I have owned a few motor cars in my life - and lots of cameras. The difference in those numbers is partly due to the capital cost of vehicles compared to photo stuff. But partly it is due to the look of the things.
You see, I respond to design details more than overall concepts. I suspect everyone does to some extent. I bought a French motor car because of the seats - and because of a sales diagram that showed a four-wheel independent suspension with 4 disc brakes. I bought a Leica camera because it had a chrome silver lens. I gloried in these things and they satisfied my soul until they wore out and were replaced.
I bought a German car based in the colour of the paint - and a Swiss camera based on the brushed metal of the top plate. Both were disasters. To this day I have not spent another penny with either manufacturer.

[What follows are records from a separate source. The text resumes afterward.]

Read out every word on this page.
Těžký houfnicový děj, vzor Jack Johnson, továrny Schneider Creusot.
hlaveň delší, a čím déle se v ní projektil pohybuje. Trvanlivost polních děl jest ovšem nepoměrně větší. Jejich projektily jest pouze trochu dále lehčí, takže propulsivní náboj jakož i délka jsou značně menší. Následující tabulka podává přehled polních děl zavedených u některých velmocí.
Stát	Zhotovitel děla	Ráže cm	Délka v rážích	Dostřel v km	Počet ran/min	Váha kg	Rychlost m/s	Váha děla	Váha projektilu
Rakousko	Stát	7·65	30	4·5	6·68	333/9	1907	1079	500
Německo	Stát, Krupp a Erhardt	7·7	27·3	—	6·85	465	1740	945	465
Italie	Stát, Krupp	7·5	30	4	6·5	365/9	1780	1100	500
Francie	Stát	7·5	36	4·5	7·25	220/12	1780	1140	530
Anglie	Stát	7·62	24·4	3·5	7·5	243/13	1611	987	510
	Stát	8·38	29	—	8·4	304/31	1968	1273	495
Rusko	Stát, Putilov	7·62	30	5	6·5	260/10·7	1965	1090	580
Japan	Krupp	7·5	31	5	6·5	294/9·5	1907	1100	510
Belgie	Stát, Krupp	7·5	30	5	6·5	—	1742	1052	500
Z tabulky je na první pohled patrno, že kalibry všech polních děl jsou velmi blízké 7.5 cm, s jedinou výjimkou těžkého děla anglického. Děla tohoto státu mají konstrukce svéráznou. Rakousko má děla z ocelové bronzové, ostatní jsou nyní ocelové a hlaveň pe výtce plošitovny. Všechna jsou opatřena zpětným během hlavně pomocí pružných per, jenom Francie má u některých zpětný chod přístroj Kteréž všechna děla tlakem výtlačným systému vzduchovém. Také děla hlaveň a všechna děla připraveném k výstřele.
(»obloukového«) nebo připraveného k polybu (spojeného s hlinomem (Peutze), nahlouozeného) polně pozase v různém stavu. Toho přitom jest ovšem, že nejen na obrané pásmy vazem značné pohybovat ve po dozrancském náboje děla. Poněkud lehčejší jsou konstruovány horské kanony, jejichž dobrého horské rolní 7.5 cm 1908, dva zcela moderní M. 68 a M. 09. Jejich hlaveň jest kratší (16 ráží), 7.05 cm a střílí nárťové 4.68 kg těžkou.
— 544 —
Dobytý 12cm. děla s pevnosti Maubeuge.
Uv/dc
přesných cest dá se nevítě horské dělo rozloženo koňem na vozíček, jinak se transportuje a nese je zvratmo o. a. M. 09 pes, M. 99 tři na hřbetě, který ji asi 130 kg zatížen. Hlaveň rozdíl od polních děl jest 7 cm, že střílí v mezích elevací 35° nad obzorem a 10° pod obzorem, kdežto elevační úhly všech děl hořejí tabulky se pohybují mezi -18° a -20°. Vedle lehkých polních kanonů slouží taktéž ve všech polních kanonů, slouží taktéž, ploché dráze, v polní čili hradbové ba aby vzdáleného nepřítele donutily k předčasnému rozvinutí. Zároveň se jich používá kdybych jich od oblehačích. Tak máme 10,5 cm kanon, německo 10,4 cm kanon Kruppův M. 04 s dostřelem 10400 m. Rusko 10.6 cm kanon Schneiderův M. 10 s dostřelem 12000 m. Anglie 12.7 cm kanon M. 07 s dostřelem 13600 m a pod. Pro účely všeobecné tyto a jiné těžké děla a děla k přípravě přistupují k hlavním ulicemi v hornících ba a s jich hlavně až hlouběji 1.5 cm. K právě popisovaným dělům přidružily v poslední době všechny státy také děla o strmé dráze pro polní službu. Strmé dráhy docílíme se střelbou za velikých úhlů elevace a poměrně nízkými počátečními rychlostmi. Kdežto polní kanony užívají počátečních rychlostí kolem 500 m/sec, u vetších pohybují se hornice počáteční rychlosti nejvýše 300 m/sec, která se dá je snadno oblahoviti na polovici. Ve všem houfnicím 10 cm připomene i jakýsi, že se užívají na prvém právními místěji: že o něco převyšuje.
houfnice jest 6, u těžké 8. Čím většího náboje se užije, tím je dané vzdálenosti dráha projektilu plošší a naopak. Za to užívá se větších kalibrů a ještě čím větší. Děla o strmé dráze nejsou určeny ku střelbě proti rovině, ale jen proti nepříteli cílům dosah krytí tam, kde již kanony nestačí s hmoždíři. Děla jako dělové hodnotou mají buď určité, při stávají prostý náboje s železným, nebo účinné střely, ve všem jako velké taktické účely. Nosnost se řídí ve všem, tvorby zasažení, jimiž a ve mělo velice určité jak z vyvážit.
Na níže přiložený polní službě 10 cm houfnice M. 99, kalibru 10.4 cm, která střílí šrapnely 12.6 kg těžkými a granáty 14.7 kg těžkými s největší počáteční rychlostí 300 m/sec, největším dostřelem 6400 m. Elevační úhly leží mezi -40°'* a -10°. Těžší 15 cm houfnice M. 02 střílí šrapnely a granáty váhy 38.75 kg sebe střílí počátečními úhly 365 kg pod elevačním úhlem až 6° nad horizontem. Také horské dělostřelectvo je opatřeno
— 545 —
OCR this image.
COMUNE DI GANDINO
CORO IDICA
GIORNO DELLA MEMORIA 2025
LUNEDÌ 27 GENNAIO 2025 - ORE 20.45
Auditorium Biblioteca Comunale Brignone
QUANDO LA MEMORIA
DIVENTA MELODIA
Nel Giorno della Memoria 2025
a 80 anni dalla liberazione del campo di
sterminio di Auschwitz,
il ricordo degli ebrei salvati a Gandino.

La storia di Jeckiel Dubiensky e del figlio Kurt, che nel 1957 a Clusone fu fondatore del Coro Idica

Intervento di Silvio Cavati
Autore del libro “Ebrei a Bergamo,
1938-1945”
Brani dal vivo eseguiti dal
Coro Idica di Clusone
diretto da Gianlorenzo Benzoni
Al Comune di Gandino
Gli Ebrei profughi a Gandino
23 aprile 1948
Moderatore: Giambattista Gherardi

I suspect a lot of people have had this same experience - and that the chiefest aim of the advertisers should be to find a salient visual point that hooks the eye of the customer, no matter how small that hook. The rear fender line on the 1952 Chevrolet...the rounded end on the Leica camera...the BMW twin grille...the silver body of the
Fujifilm X-100V. The sellers might not shout it out loudly, but they are wise to picture it and picture it well.
Of course there is a lot of the sexy play-acting at work as well - the advertisement that sells some piece of overweight aluminium by dint of showing a dark haired male model with a three-day growth of beard and a scarf around his neck - looking European and adventurous in some picturesque hell hole. Or the advertisement that just happens to have the Swedish supermodel in it to sell overpriced aluminium. You can sometimes interchange the actors and the gear.
And a lot of mileage is clocked up with subtle suggestion; the exclusive-I-can-have-it-but-you-can't car or camera. Generally based upon the concept of I-have-the-money-and-you-do-not, though from what I 've seen tried in the retail camera trade it was sometimes closer to I-can-have-it-because-I-know-the-boss.
In the end I suppose it is inevitable that we will buy the loaf that looks best on the shelf, no matter whether it tastes good or is best nutrition. All we can hope for is that it does not contain too high a percentage of builder's plaster...
Heading Picture: A Chrysler when they looked like Chryslers.